More fashionable is the concept of using complementary oligonucleotide sequences to block the expression of genes. The idea actually dates back to 1978 but interest has renewed lately. With this so-called anti-sense DNA, “exclusive specificity” should be possible at least in theory, Gallo believes. The binding of these chemically synthesized sequences might block HIV replication, as has already been shown in a variety of labs, including Gallo’s.
Future directions of research include the search for better delivery systems, such as liposomes. Protecting healthy cells from HIV infection through gene-therapy is an approach still facing many obstacles. Even Gallo admitted that he was not quite sure whether this idea belonged in the realm of fantasy.
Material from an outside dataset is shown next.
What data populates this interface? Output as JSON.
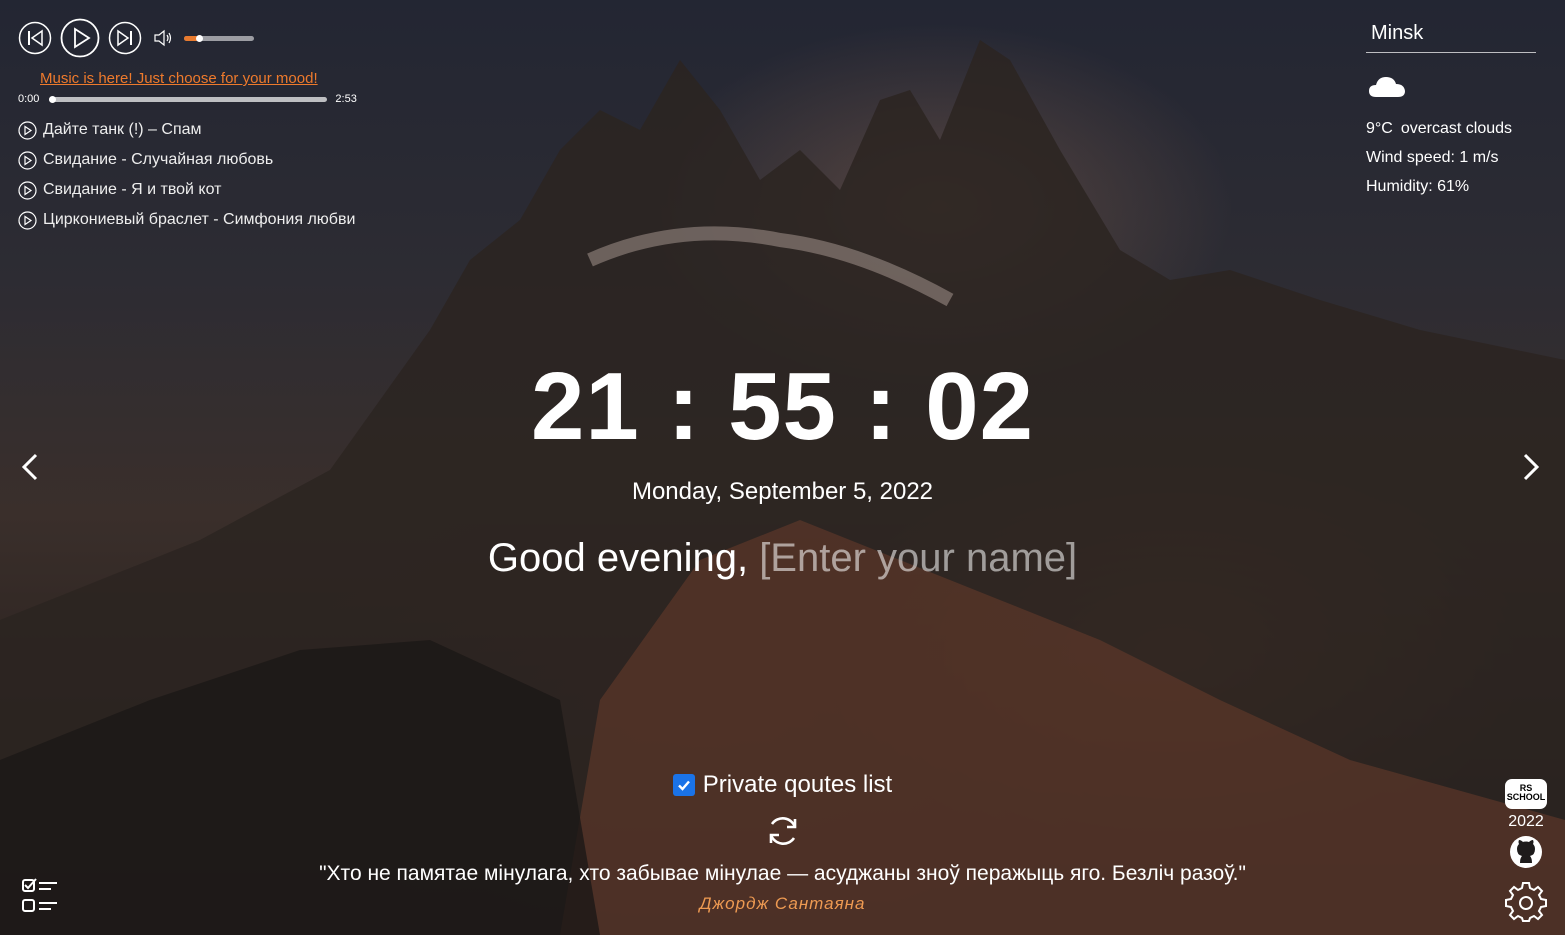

As with antisense DNA, an important problem is the lack of an efficient in vivo gene delivery system for rational use.
Gallo then raised the question of targeting cellular rather than viral components required by HIV. “This may sound a little bit strange,“ the virologist remarked, but pointed out that cellular factors might have the advantage of not mutating away – in sharp contrast to many viral proteins that have been studied so far. Certain cellular factors and enzymes may be more crucial to HIV than to most cells. So interfering with these factors might skirt the edge of excessive toxicity.
An enzyme known as ribonucleotide reductase is essential for synthesizing nucleotides, the building blocks of DNA. Surprisingly, ribonucleotide reductase is partially inhibited by a laboratory agent known as hydroxyurea. An interesting twist to this story – and the basis for speculation about hydroyurea as a potential therapeutic- is the vulnerability of HIV when it lies dormant in its incomplete DNA form, inside of resting T-cells. In most cells, the infection is stopped because viral DNA synthesis is very slow and can not keep up with degradation processes. It is only when the T-cell is activated that a complete viral genome is assembled, Gallo believes. At this point, HIV should be heavily dependent on a supply of nucleotides which could in theory be cut off by inactivating ribonucleotide reductase.
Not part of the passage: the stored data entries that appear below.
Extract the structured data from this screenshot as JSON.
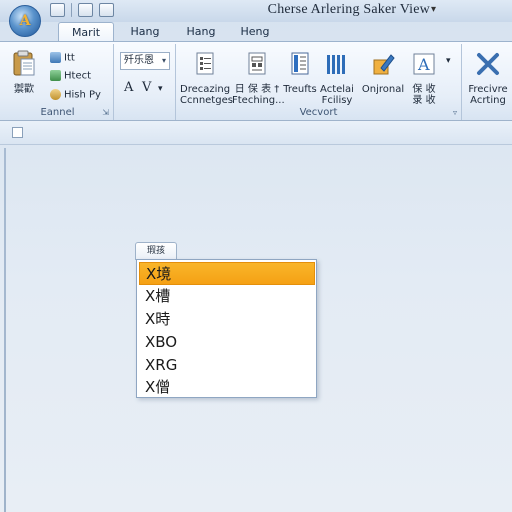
{
  "window": {
    "title": "Cherse Arlering Saker View",
    "title_dropdown_glyph": "▾"
  },
  "app_orb": {
    "glyph": "A"
  },
  "tabs": [
    {
      "label": "Marit",
      "active": true
    },
    {
      "label": "Hang",
      "active": false
    },
    {
      "label": "Hang",
      "active": false
    },
    {
      "label": "Heng",
      "active": false
    }
  ],
  "ribbon": {
    "group1": {
      "label": "Eannel",
      "paste_label": "禦歡",
      "items": [
        "Itt",
        "Htect",
        "Hish Py"
      ]
    },
    "group2": {
      "combo_value": "歼乐恩",
      "combo_arrow": "▾",
      "font_btn_a": "A",
      "font_btn_v": "V",
      "font_btn_arrow": "▾"
    },
    "group3": {
      "label": "Vecvort",
      "buttons": [
        {
          "line1": "Drecazing",
          "line2": "Ccnnetges"
        },
        {
          "line1": "日 保 表 †",
          "line2": "Fteching..."
        },
        {
          "line1": "Treufts",
          "line2": ""
        },
        {
          "line1": "Actelai",
          "line2": "Fcilisy"
        },
        {
          "line1": "Onjronal",
          "line2": ""
        },
        {
          "line1": "保 收",
          "line2": "录 收"
        }
      ],
      "more_arrow": "▾"
    },
    "group4": {
      "button": {
        "line1": "Frecivre",
        "line2": "Acrting"
      }
    }
  },
  "dropdown": {
    "header": "瑕孩",
    "items": [
      {
        "label": "X境",
        "selected": true
      },
      {
        "label": "X槽",
        "selected": false
      },
      {
        "label": "X時",
        "selected": false
      },
      {
        "label": "XBO",
        "selected": false
      },
      {
        "label": "XRG",
        "selected": false
      },
      {
        "label": "X僧",
        "selected": false
      }
    ]
  },
  "colors": {
    "accent_selected": "#f5a115",
    "ribbon_bg": "#e6eef8",
    "border": "#9db3cd"
  }
}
Another strategy pursued at Gallo’s laboratory stems from the observation that an apparently harmless virus, human herpes virus 7 (HHV-7), uses the same receptor on T-cells as does HIV. In competing with the AIDS virus for this binding site, HHV-7 may block HIV infection. Gallo hopes using one virus to fight another may „open up a new avenue of anti-HIV therapy“. Experiments have already begun at the NCI to test the feasibility of using only parts of the HHV-7 virus, the envelope protein, to interfere with HIV-infection.